This is the face that will get me through the next week.
This is it. The final countdown. *cue music*
When I first decided to run this year, I thought I would try to set a new PB. I was going to train harder. I was going to be fierce.
The weather is just now starting to cooperate, though, and as such I’ve resigned myself to treadmill running. I don’t feel prepared.
Now, this is my own fault. I should have run more often. I should have MADE myself go to the gym. But you know what? While setting a new PB would have been nice, I’ve realized that’s not what this has been about.
This has been about healing and hope for me.
As I walked into the gym today, I thought back to the day I finally signed up.
I had been sick of crying. Sick of sleepless nights. Sick of constantly wanting to shut out everything around me.
To say I was in a bad place is putting it mildly. I had just lost one of the most important people in my life. I was grieving, All of this was normal.
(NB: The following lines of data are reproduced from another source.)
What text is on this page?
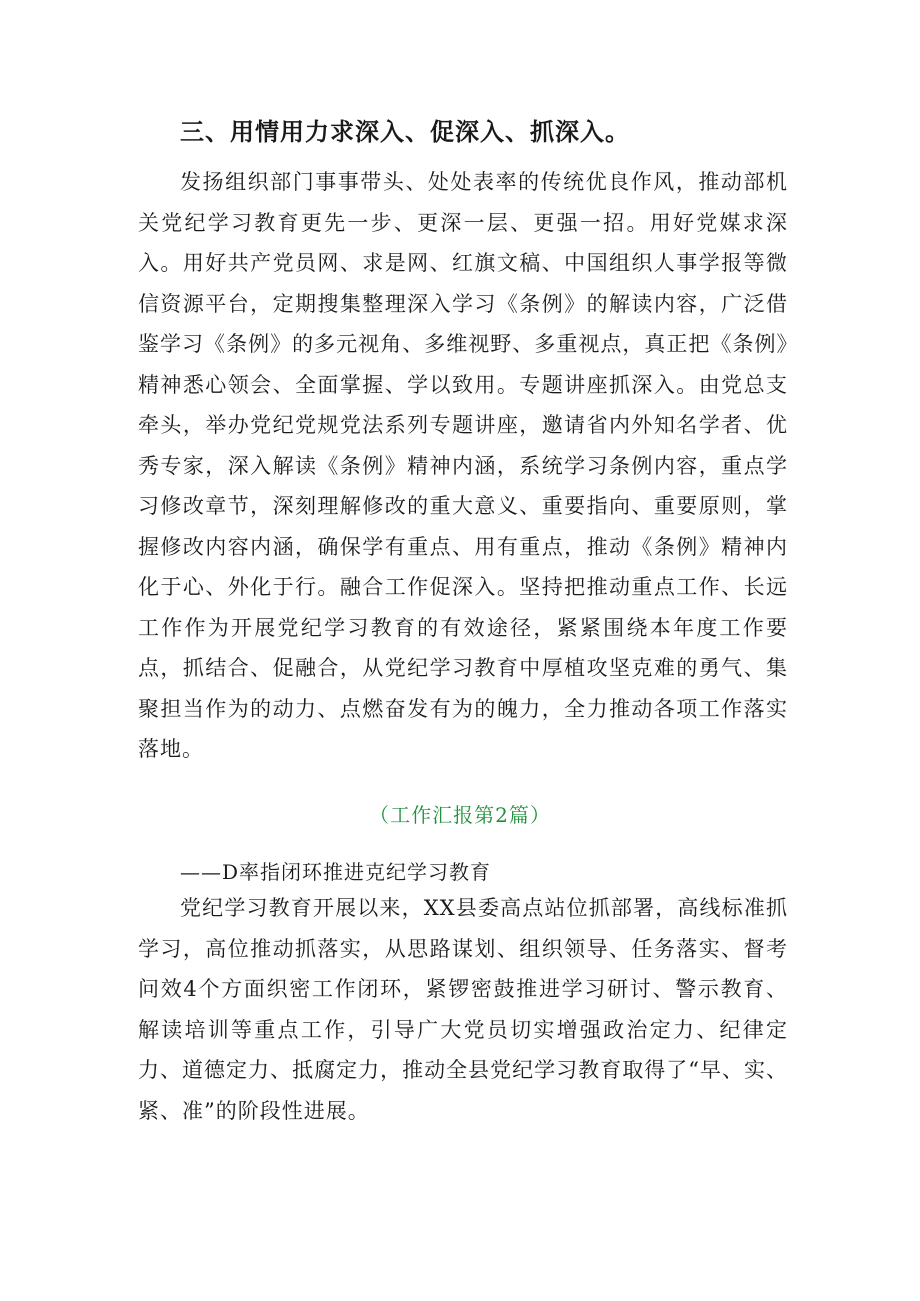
三、用情用力求深入、促深入、抓深入。

发扬组织部门事事带头、处处表率的传统优良作风，推动部机关党纪学习教育更先一步、更深一层、更强一招。用好党媒求深入。用好共产党员网、求是网、红旗文稿、中国组织人事学报等微信资源平台，定期搜集整理深入学习《条例》的解读内容，广泛借鉴学习《条例》的多元视角、多维视野、多重视点，真正把《条例》精神悉心领会、全面掌握、学以致用。专题讲座抓深入。由党总支牵头，举办党纪党规党法系列专题讲座，邀请省内外知名学者、优秀专家，深入解读《条例》精神内涵，系统学习条例内容，重点学习修改章节，深刻理解修改的重大意义、重要指向、重要原则，掌握修改内容内涵，确保学有重点、用有重点，推动《条例》精神内化于心、外化于行。融合工作促深入。坚持把推动重点工作、长远工作作为开展党纪学习教育的有效途径，紧紧围绕本年度工作要点，抓结合、促融合，从党纪学习教育中厚植攻坚克难的勇气、集聚担当作为的动力、点燃奋发有为的魄力，全力推动各项工作落实落地。

（工作汇报第2篇）

——D率指闭环推进克纪学习教育

党纪学习教育开展以来，XX县委高点站位抓部署，高线标准抓学习，高位推动抓落实，从思路谋划、组织领导、任务落实、督考问效4个方面织密工作闭环，紧锣密鼓推进学习研讨、警示教育、解读培训等重点工作，引导广大党员切实增强政治定力、纪律定力、道德定力、抵腐定力，推动全县党纪学习教育取得了“早、实、紧、准”的阶段性进展。
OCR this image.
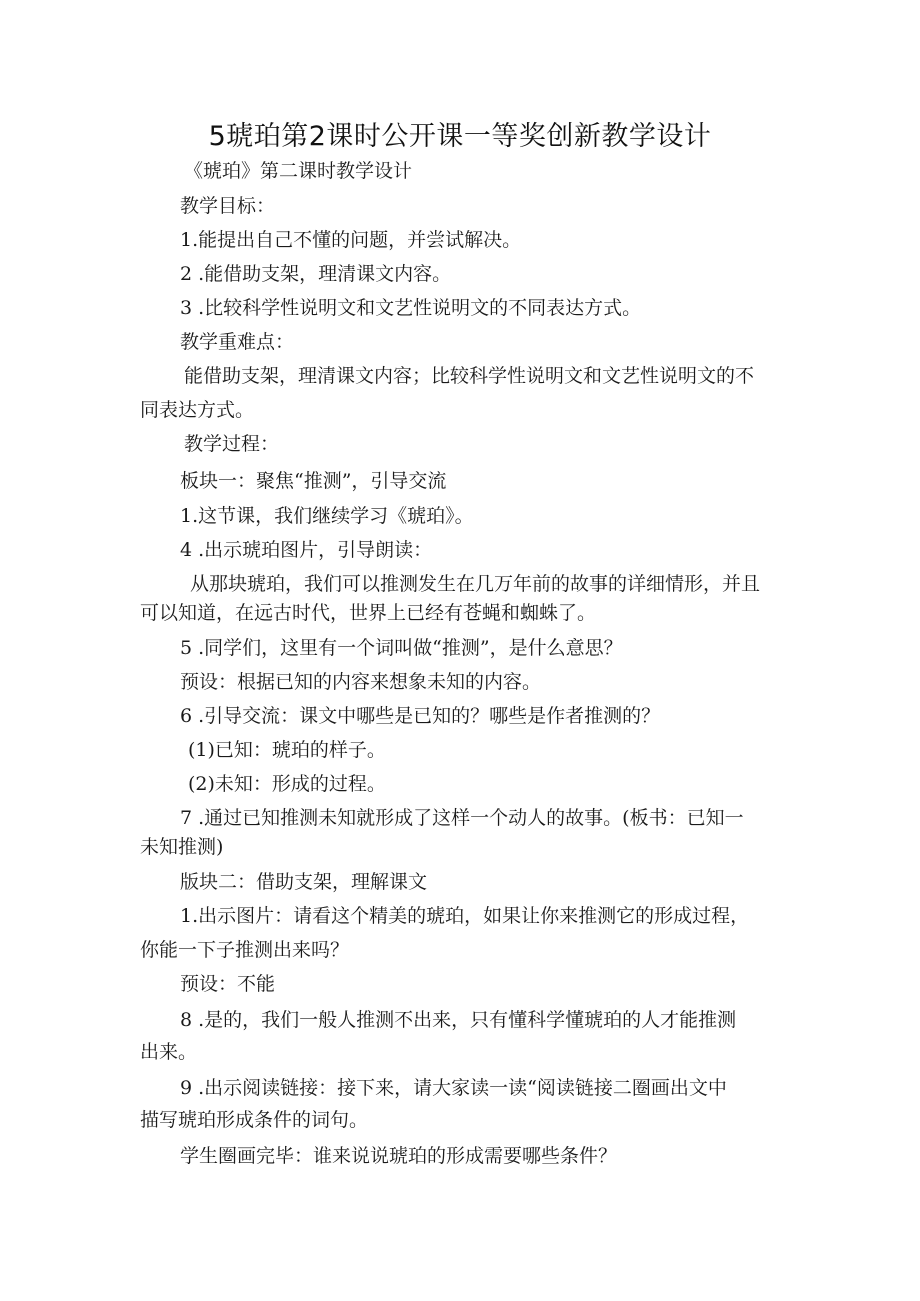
5琥珀第2课时公开课一等奖创新教学设计
《琥珀》第二课时教学设计
教学目标：
1.能提出自己不懂的问题，并尝试解决。
2 .能借助支架，理清课文内容。
3 .比较科学性说明文和文艺性说明文的不同表达方式。
教学重难点：
能借助支架，理清课文内容；比较科学性说明文和文艺性说明文的不
同表达方式。
教学过程：
板块一：聚焦“推测”，引导交流
1.这节课，我们继续学习《琥珀》。
4 .出示琥珀图片，引导朗读：
从那块琥珀，我们可以推测发生在几万年前的故事的详细情形，并且
可以知道，在远古时代，世界上已经有苍蝇和蜘蛛了。
5 .同学们，这里有一个词叫做“推测”，是什么意思？
预设：根据已知的内容来想象未知的内容。
6 .引导交流：课文中哪些是已知的？哪些是作者推测的？
(1)已知：琥珀的样子。
(2)未知：形成的过程。
7 .通过已知推测未知就形成了这样一个动人的故事。(板书：已知一
未知推测)
版块二：借助支架，理解课文
1.出示图片：请看这个精美的琥珀，如果让你来推测它的形成过程，
你能一下子推测出来吗？
预设：不能
8 .是的，我们一般人推测不出来，只有懂科学懂琥珀的人才能推测
出来。
9 .出示阅读链接：接下来，请大家读一读“阅读链接二圈画出文中
描写琥珀形成条件的词句。
学生圈画完毕：谁来说说琥珀的形成需要哪些条件？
But I was done with it. I wanted to be done with it and I didn’t know any way to cope except to throw myself into something. Those of you who know me might have realized that I’m sort of an all or nothing type of person. It was time to do it all.
That first run was such a relief. Signing up for the race was a relief. I was now obligated to do something. I had a purpose, and that was trying to prevent others from having to deal with everything I was dealing with.
The combination of physical exertion and the mental efforts of coordinating fundraising and working on this blog has done more for me than any therapist could have. I’ll never be fully healed, but I’m definitely mending.
Every time I run, I know that Lindsey is with me. I know that she’s proud of the money we’ve raised and all of our efforts. And I know that she’ll be with me on Sunday. She’s always with me. For that I am eternally grateful.